Europe at a time of great power competition
09:35 – 10:30 CEST – 6 May 2021
Brigid Laffan, Director, Robert Schuman Centre and the Global Governance Programme, EUI
The long cycles of history have been characterised by tension and competition between established and rising powers. The rise of China has been a structural feature of the global system for decades and there is considerable discussion concerning what kind of power China represents. Under President Trump, the US moved from President Obama’s soft containment policy to unilateral conflict and confrontation with China. The relationship between the US and China is now one of great power competition. While Europe was reluctant to follow the example of the Trump administration and engage in confrontation with China, under a Biden presidency this question will emerge in starker form and Europe may be torn between privileging the transatlantic partnership and maintaining a close relationship with China. In any case, Europe’s search for strategic autonomy may alter its approach to China.

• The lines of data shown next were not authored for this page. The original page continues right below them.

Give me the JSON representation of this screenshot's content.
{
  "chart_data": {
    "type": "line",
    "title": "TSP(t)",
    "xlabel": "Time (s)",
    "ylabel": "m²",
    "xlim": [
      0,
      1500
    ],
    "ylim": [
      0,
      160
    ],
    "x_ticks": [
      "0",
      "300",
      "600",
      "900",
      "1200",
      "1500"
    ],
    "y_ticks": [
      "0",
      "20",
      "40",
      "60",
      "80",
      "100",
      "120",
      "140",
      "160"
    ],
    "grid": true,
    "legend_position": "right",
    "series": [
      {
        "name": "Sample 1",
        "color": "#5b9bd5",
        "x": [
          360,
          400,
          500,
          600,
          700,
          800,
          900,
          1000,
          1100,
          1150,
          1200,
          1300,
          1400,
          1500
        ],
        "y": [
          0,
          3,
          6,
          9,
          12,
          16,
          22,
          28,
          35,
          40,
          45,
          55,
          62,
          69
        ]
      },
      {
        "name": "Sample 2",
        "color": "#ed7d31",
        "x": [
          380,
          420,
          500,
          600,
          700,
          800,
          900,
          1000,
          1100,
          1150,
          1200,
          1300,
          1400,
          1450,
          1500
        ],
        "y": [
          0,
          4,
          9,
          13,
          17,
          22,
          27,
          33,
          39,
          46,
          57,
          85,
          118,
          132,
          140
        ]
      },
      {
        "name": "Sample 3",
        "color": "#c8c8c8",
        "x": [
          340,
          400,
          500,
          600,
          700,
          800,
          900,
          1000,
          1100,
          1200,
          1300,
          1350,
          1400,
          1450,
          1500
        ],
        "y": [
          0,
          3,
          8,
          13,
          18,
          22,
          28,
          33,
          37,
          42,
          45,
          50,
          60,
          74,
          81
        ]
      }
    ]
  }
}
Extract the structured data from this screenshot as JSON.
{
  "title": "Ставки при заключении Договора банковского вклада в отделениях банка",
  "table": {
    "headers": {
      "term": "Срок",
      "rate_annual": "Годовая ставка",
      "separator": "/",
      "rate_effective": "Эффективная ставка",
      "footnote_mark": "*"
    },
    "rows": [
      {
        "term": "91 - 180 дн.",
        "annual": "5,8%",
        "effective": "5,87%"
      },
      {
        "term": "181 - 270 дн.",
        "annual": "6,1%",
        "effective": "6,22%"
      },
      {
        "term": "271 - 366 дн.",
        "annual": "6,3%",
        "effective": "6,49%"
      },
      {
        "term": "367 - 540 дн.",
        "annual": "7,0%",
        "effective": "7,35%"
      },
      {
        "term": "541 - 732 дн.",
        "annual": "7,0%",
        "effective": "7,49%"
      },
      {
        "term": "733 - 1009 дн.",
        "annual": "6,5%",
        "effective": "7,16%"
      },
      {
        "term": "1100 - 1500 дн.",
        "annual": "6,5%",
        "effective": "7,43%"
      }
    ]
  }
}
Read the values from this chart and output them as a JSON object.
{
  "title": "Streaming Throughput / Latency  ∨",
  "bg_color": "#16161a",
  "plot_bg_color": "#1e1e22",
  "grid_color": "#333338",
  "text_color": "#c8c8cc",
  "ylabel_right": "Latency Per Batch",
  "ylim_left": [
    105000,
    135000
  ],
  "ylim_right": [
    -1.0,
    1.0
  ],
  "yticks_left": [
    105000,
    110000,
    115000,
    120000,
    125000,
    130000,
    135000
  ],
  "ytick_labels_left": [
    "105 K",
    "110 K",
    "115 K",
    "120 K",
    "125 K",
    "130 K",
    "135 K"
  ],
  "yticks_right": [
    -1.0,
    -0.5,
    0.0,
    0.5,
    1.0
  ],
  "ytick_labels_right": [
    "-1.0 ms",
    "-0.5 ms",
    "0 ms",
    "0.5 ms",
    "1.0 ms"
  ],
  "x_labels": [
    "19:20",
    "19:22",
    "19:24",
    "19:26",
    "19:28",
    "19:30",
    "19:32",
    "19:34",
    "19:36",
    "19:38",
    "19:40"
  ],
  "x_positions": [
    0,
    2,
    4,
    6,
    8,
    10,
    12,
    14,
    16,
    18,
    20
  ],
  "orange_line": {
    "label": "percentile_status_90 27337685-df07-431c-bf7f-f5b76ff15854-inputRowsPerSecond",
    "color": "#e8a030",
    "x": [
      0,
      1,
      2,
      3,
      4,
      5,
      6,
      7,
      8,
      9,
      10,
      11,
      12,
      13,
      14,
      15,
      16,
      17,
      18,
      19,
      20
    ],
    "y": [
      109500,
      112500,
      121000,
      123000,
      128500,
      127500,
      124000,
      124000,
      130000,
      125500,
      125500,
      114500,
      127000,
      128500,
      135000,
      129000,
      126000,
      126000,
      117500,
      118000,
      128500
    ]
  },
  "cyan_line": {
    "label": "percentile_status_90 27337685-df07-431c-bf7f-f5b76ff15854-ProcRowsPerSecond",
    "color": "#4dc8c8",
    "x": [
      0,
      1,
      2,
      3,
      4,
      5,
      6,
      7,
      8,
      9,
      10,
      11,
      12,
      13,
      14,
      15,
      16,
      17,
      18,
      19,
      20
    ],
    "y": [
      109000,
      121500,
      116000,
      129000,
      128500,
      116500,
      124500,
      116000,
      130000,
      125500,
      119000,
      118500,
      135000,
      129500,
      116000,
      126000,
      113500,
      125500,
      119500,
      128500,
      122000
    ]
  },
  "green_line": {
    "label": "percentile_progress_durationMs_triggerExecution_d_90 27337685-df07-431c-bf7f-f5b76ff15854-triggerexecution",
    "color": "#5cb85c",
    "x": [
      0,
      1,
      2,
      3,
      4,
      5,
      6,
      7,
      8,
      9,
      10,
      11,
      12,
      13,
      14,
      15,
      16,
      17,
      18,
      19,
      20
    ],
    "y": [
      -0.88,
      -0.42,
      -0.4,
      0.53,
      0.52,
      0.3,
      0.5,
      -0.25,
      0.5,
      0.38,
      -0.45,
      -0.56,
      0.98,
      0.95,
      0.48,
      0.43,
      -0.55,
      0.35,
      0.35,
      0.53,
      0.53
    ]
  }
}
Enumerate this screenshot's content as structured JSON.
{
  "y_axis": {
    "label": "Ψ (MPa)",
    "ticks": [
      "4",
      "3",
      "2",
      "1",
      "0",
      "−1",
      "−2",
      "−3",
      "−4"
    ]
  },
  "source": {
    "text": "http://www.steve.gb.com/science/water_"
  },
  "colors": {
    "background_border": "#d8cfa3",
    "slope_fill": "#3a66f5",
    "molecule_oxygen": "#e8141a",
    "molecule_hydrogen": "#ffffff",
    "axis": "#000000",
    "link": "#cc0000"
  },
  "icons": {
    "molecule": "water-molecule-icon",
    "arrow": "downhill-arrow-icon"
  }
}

Is the soft power of the EU in the neighboring regions still effective?
14:50 – 15:50 CEST – 6 May 2021
Marco Del Panta, Secretary-General, EUI
Marta Dassù, Senior Director of European Affairs, The Aspen Institute
Over many years, the EU has used its enlargement process and its neighbourhood policy to promote democracy, respect for human rights and economic development at its borders. In recent years, however, the EU’s attraction capacity seems to have declined. Among accession countries, Turkey appears to be abandoning its objective of EU membership. In the “neighbourhood area”, the democratisation process seems to be struggling. The EFTA countries continue to be interested only in the Single Market, with disregard for full EU membership. What has happened to the EU’s capacity to attract neighbourhood interest and membership? How is the EU perceived in neighbouring countries? How can the effectiveness of its action in the neighbouring regions be improved?
Equal and effective partners? The future of EU-Africa and EU-Turkey cooperation on migration and refugee protection
16:00 – 16:50 CEST – 6 May 2021
Martin Ruhs, Professor and Deputy Director of the Migration Policy Centre, EUI
Francisco André, Secretary of State for Foreign Affairs and Cooperation, Portugal
Abdelhak Bassou, Senior Fellow, Policy Center for the New South
Cathryn Costello, Professor of Fundamental Rights and Co-Director of the Centre for Fundamental Rights, Hertie School
Kemal Kirişci, Nonresident Senior Fellow, Center on the United States and Europe’s Turkey Project, Brookings
Following the large and unexpected increase in the numbers of refugees and migrants arriving in Europe in 2015-16, the European Union struck a ‘migration deal’ with Turkey (2016). At the same time, the EU intensified its efforts to reach similar cooperation agreements with African states that are either source and/or transit countries for irregular migrants in the EU. The European Commission’s recently published ‘New Pact on Migration and Asylum’ (2020) proposes a range of measures aimed at expanding and increasing the effectiveness of cooperation with non-EU countries in the governance of migration and refugee protection. What has been the experience of past efforts of cooperation between the EU and countries in the EU neighbourhood? What concerns does such cooperation raise and how might they be addressed? What are the policy preferences and constraints in the EU, Turkey, and African countries of migrants’ origin and transit?
How can democracies join forces to combat disinformation and other foreign interferences?
14:05 – 14:55 CEST – 7 May 2021
Pietro Ducci, Director-General, Directorate-General for External Policies of the Union, European Parliament
The COVID-19 pandemic has exacerbated existing trends of attacks against democratic systems both around the world and within the EU. Disinformation campaigns, interference into electoral processes and covert financing of political parties are just some of the hybrid methods used by authoritarian regimes to weaken democracies – which in turn have begun to develop innovative and comprehensive policy responses to tackle such threats. Speakers in this panel will assess the common challenges for democracies in the fight against disinformation and other forms of foreign interference, and will discuss the necessary steps to be taken to protect and reinforce democracy worldwide. In particular, what kind of cooperation and joint actions could be developed at global level to build stronger and more efficient responses?